Im juristischen Bereich bieten sich stammbaumähnliche Gruppierungen an: Man kann alles danach ordnen, in welches Rechtsgebiet es gehört (Privatrecht/ öffentliches Recht). Im öffentlichen Recht kann man alles danach ordnen, ob es zum Strafrecht, zum Verwaltungsrecht oder zum Verfassungsrecht gehört. Im Strafrecht kann man alles danach konstruieren, ob es zum materiellen Recht oder zum Prozessrecht gehört. Im materiellen Recht kann man alles danach konstruieren, ob es zum AT oder zum BT gehört.

Um einwandfreie Re-Konstruktionen zu ermöglichen, sollte man sich an die 7er- Regel erinnern. Der Kurzzeitspeicher ist auf 7 Elemente begrenzt, die gleichzeitig drin sein können. Modelle, die mehr als 7 Elemente auf einer Ebene enthalten (in denen man also mehr als 7 Elemente [zu-]gleich braucht), führen zu Lern- und Abrufschwierigkeiten.

Optimal ist es, wenn man eine Gruppierung nicht einfach übernimmt, sondern sich selbst herleitet, ausdenkt etc., mindestens aber von ihrem Ansatz her nachvollzieht.

Strategisch denken

Unter einer elaborativen Strategie versteht man ein Vorgehen, bei dem der zu lernende Stoff eine Zusatzinformation bekommt, die sowohl das Lernen als auch das spätere Abrufen erleichtert. Obwohl die Erfolge dabei verblüffend sind, bleibt eine motivatorische Hemmschwelle, die erst mal überwunden werden muss („Ich muss sowieso schon so viel lernen, wieso soll ich mir da noch mehr einprägen?“).

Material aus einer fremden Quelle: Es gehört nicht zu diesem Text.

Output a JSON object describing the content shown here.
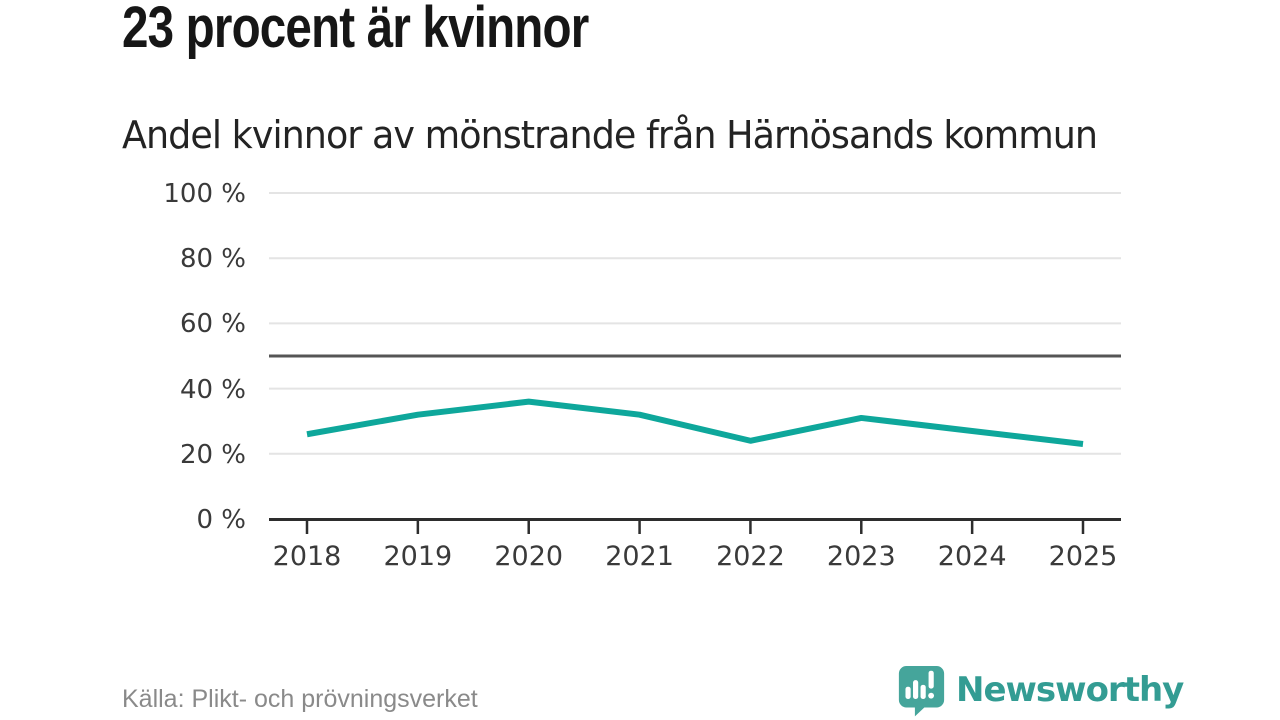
{
  "header": {
    "title": "23 procent är kvinnor",
    "subtitle": "Andel kvinnor av mönstrande från Härnösands kommun"
  },
  "chart_data": {
    "type": "line",
    "x": [
      "2018",
      "2019",
      "2020",
      "2021",
      "2022",
      "2023",
      "2024",
      "2025"
    ],
    "series": [
      {
        "name": "Andel kvinnor av mönstrande",
        "values": [
          26,
          32,
          36,
          32,
          24,
          31,
          27,
          23
        ]
      }
    ],
    "unit": "%",
    "ylim": [
      0,
      100
    ],
    "yticks": [
      {
        "value": 0,
        "label": "0 %"
      },
      {
        "value": 20,
        "label": "20 %"
      },
      {
        "value": 40,
        "label": "40 %"
      },
      {
        "value": 60,
        "label": "60 %"
      },
      {
        "value": 80,
        "label": "80 %"
      },
      {
        "value": 100,
        "label": "100 %"
      }
    ],
    "reference_line": {
      "value": 50
    },
    "grid": true,
    "legend": "none",
    "title": "23 procent är kvinnor",
    "xlabel": "",
    "ylabel": ""
  },
  "footer": {
    "source": "Källa: Plikt- och prövningsverket",
    "logo_text": "Newsworthy"
  },
  "colors": {
    "line": "#0ea79b",
    "grid": "#e4e4e4",
    "axis": "#2d2d2d",
    "reference_line": "#555555",
    "title": "#161616",
    "subtitle": "#232323",
    "axis_label": "#3a3a3a",
    "source": "#8a8a8a",
    "logo": "#45a59b",
    "logo_text": "#339c93"
  }
}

Beispiele für elaborative Strategien bieten einmal die Eselsbrücken, zum anderen aber auch Merksätze der Kategorie:

„Trenne nie ‚st‘, denn es tut ihm weh.“

Hier wird eine Information über eine Trennregel um eine für sich völlig nutzlose Zusatzinformation erweitert. Eine extrem wirkungsvolle Elaborationstechnik kannten schon die Griechen: die sog. loci-Technik (von locus = der Ort). Bei dieser Technik werden die zu lernenden Wissenseinheiten entlang einer räumlich gangbaren Strecke bildhaft an verschiedene Orte platziert. Es bietet sich an, eine Strecke zu wählen, die man gut kennt, zwingend ist das aber nicht. Wichtig ist die Möglichkeit bildhafter Assoziation. Als erstes vergegenwärtigt man sich die Strecke.

Bsp.: Als Strecke könnte man den morgendlichen Weg zur Uni nehmen. Man verlässt das Haus, geht auf die Straße, muss an dieser Ampel links abbiegen, an jener rechts, dann kommt eine Brücke, eine Unterführung, eine Straßenbahnhaltestelle etc.

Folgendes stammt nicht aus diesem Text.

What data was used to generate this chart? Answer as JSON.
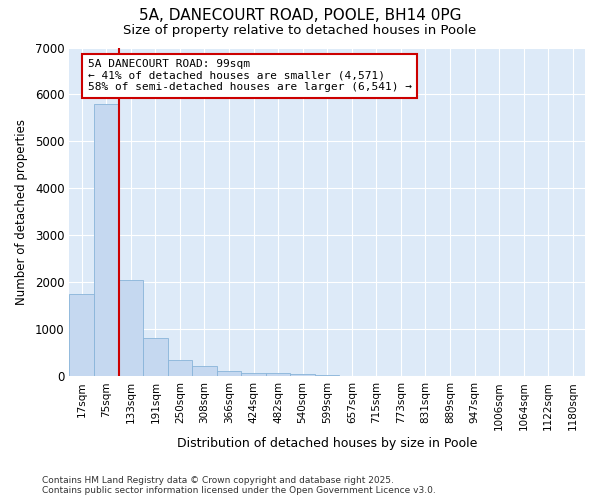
{
  "title1": "5A, DANECOURT ROAD, POOLE, BH14 0PG",
  "title2": "Size of property relative to detached houses in Poole",
  "xlabel": "Distribution of detached houses by size in Poole",
  "ylabel": "Number of detached properties",
  "categories": [
    "17sqm",
    "75sqm",
    "133sqm",
    "191sqm",
    "250sqm",
    "308sqm",
    "366sqm",
    "424sqm",
    "482sqm",
    "540sqm",
    "599sqm",
    "657sqm",
    "715sqm",
    "773sqm",
    "831sqm",
    "889sqm",
    "947sqm",
    "1006sqm",
    "1064sqm",
    "1122sqm",
    "1180sqm"
  ],
  "values": [
    1750,
    5800,
    2050,
    820,
    350,
    220,
    110,
    80,
    70,
    50,
    30,
    10,
    5,
    2,
    1,
    1,
    0,
    0,
    0,
    0,
    0
  ],
  "bar_color": "#c5d8f0",
  "bar_edge_color": "#89b4d9",
  "vline_color": "#cc0000",
  "annotation_title": "5A DANECOURT ROAD: 99sqm",
  "annotation_line1": "← 41% of detached houses are smaller (4,571)",
  "annotation_line2": "58% of semi-detached houses are larger (6,541) →",
  "annotation_box_color": "#ffffff",
  "annotation_box_edge": "#cc0000",
  "ylim": [
    0,
    7000
  ],
  "yticks": [
    0,
    1000,
    2000,
    3000,
    4000,
    5000,
    6000,
    7000
  ],
  "fig_bg_color": "#ffffff",
  "plot_bg_color": "#ddeaf8",
  "grid_color": "#ffffff",
  "footer1": "Contains HM Land Registry data © Crown copyright and database right 2025.",
  "footer2": "Contains public sector information licensed under the Open Government Licence v3.0."
}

Dann nimmt man die zu lernenden Wissenselemente, wandelt sie bildhaft um und platziert sie. Angenommen, man wollte die einzelnen Schuldverhältnisse des Schuldrecht BT auswendig lernen (keine besonders sinnvolle Aufgabe, denn sie stehen ja im Gesetz), dann könnte man in ihrer Reihenfolge so vorgehen:

Bsp.: An der Haustüre steht ein Händler, der mir eine Zeitung verkauft (Kaufvertrag), auf der Straße stehen zwei Jugendliche, die Raubkopien von Computerprogrammen tauschen (Tauschvertrag), an der Linksabbiegerampel sehe ich eine junge Frau mit einem riesigen Geschenkpaket (für mich? – Schenkungsvertrag), an der Rechtsabbiegerampel steht auf der Ecke ein Haus mit einem Plakat „Instandbesetzt“ (Mietvertrag), von der Brücke aus sehe ich in einen großen Obstgarten, in dem gerade geerntet wird (Pachtvertrag), vor der Unterführung sehe ich ein großes protziges Bankhaus (Darlehensvertrag), hinter der Straßenbahnhaltestelle … etc.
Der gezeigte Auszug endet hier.